Darren Aronofsky’s Mother!, both a biblical allegory and psychological thriller, has divided audiences as much as it has disturbed them. One of the reasons the film is such a mindscrew is because Aronofsky specifically uses only three camera angles, each of which is psychologically unsettling in its own way.
In an interview with The New York Times published on Tuesday, Aronofsky explains that he shot the entirety of Mother! with a hand-held 16-millimeter camera and only used three angles: close-up, over-the-shoulder, and the point-of-view of Mother, the character played by Jennifer Lawrence.

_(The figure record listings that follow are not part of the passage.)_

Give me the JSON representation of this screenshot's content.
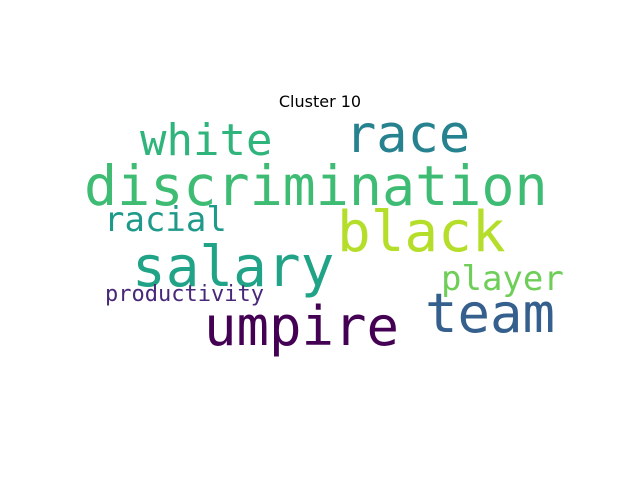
{
  "chart_data": {
    "type": "table",
    "title": "Cluster 10",
    "words": [
      {
        "text": "discrimination",
        "color": "#3fbc73"
      },
      {
        "text": "race",
        "color": "#26828e"
      },
      {
        "text": "black",
        "color": "#b5de2b"
      },
      {
        "text": "salary",
        "color": "#20a386"
      },
      {
        "text": "team",
        "color": "#355f8d"
      },
      {
        "text": "umpire",
        "color": "#440154"
      },
      {
        "text": "white",
        "color": "#2fb47c"
      },
      {
        "text": "racial",
        "color": "#1f9a8a"
      },
      {
        "text": "player",
        "color": "#6ece58"
      },
      {
        "text": "productivity",
        "color": "#482878"
      }
    ]
  }
}
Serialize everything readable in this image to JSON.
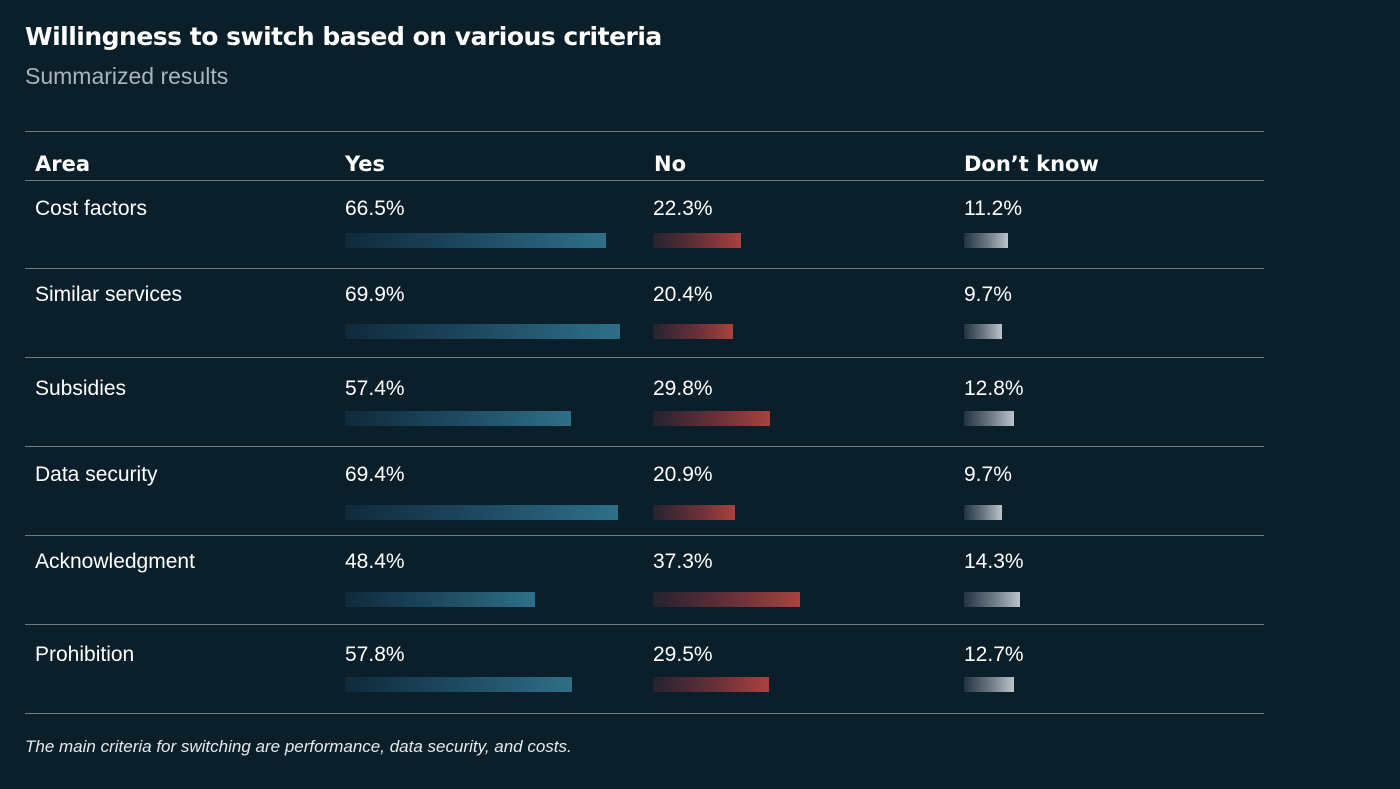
{
  "title": "Willingness to switch based on various criteria",
  "subtitle": "Summarized results",
  "footnote": "The main criteria for switching are performance, data security, and costs.",
  "colors": {
    "background": "#0b1f2b",
    "yes_bar": "#2e7088",
    "no_bar": "#a7433e",
    "dont_know_bar": "#bcc3ca",
    "rule": "#6c7c86"
  },
  "table": {
    "headers": {
      "area": "Area",
      "yes": "Yes",
      "no": "No",
      "dont_know": "Don’t know"
    }
  },
  "chart_data": {
    "type": "table",
    "title": "Willingness to switch based on various criteria",
    "subtitle": "Summarized results",
    "columns": [
      "Area",
      "Yes",
      "No",
      "Don’t know"
    ],
    "rows": [
      {
        "area": "Cost factors",
        "yes": 66.5,
        "no": 22.3,
        "dont_know": 11.2,
        "yes_label": "66.5%",
        "no_label": "22.3%",
        "dont_know_label": "11.2%"
      },
      {
        "area": "Similar services",
        "yes": 69.9,
        "no": 20.4,
        "dont_know": 9.7,
        "yes_label": "69.9%",
        "no_label": "20.4%",
        "dont_know_label": "9.7%"
      },
      {
        "area": "Subsidies",
        "yes": 57.4,
        "no": 29.8,
        "dont_know": 12.8,
        "yes_label": "57.4%",
        "no_label": "29.8%",
        "dont_know_label": "12.8%"
      },
      {
        "area": "Data security",
        "yes": 69.4,
        "no": 20.9,
        "dont_know": 9.7,
        "yes_label": "69.4%",
        "no_label": "20.9%",
        "dont_know_label": "9.7%"
      },
      {
        "area": "Acknowledgment",
        "yes": 48.4,
        "no": 37.3,
        "dont_know": 14.3,
        "yes_label": "48.4%",
        "no_label": "37.3%",
        "dont_know_label": "14.3%"
      },
      {
        "area": "Prohibition",
        "yes": 57.8,
        "no": 29.5,
        "dont_know": 12.7,
        "yes_label": "57.8%",
        "no_label": "29.5%",
        "dont_know_label": "12.7%"
      }
    ]
  }
}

The “entire language” of the film was those three shots, he says, “because I wanted to give audiences a very subjective experience of what it is to be Jennifer Lawrence’s character.”
In his guide to the psychology of photography Photographs: Remembered and Forgotten, Rider University psychology professor John Suler, Ph.D., explains how those angles create such an intimate, unsettling feel.
Suler’s work is built on the understanding that camera angles can be used to influence the psychological state of the viewer as well as shift a scene’s emotional impact. These forced perspectives instruct viewers in how to evaluate and empathize with characters and have been shown to influence how well they remember the scene later. In his notes on the close-up shot, Suler echoes Aronofsky’s thoughts on creating subjectivity: It’s the closest the camera comes to the subject, inherently making it the most personal look. In his paper, Suler writes:
In cinematography of human subjects, it’s called the ‘reaction shot’ because the close-up helps the viewer intimately experience the emotions and state of mind of the person in reaction to the situation at hand. The close-up works well in revealing the personality of subjects, or the essence of some aspect of who they are as a person.
Over-the-shoulder, also known as the rear angle, is designed to cause the viewer to feel, as Suler puts it, “physically and emotionally distant from the subject.” The viewer can’t see the character’s face — and in turn, can’t know exactly how they are supposed to feel.
Still, they’re emotionally bound to the character because they still have to experience the same scene. Empathy builds as the viewer’s temporal experience matches that of the character on screen: if the character turns a corner into a new room, for example, it becomes the first time the viewer sees the new room as well. This helps viewers identify with the experience. In the case of Mother!, it means that if Mother is about to be disturbed by something new, the viewer will likely be disturbed as well.
The point-of-view angle allows viewers to see things from a character’s eyes, and in Mother!, this means we take in all the chaos that has descended upon Mother’s home in the same way she would. Suler notes that the experience is at once a subjective and objective experience: Viewers are made to feel like the “unnoticed player” following the character’s steps, yet, because they can’t see the protagonist, they get the length of the full shot to judge what’s actually occurring.
This perspective also puts on the viewer the burden of deciding whether or not what they are seeing is what’s really happening in the film, or whether they’re seeing things through the eyes of an unreliable narrator. It’s a pretty unsettling move, on Aranofsky’s part, because everything that Mother sees is pretty damn surreal.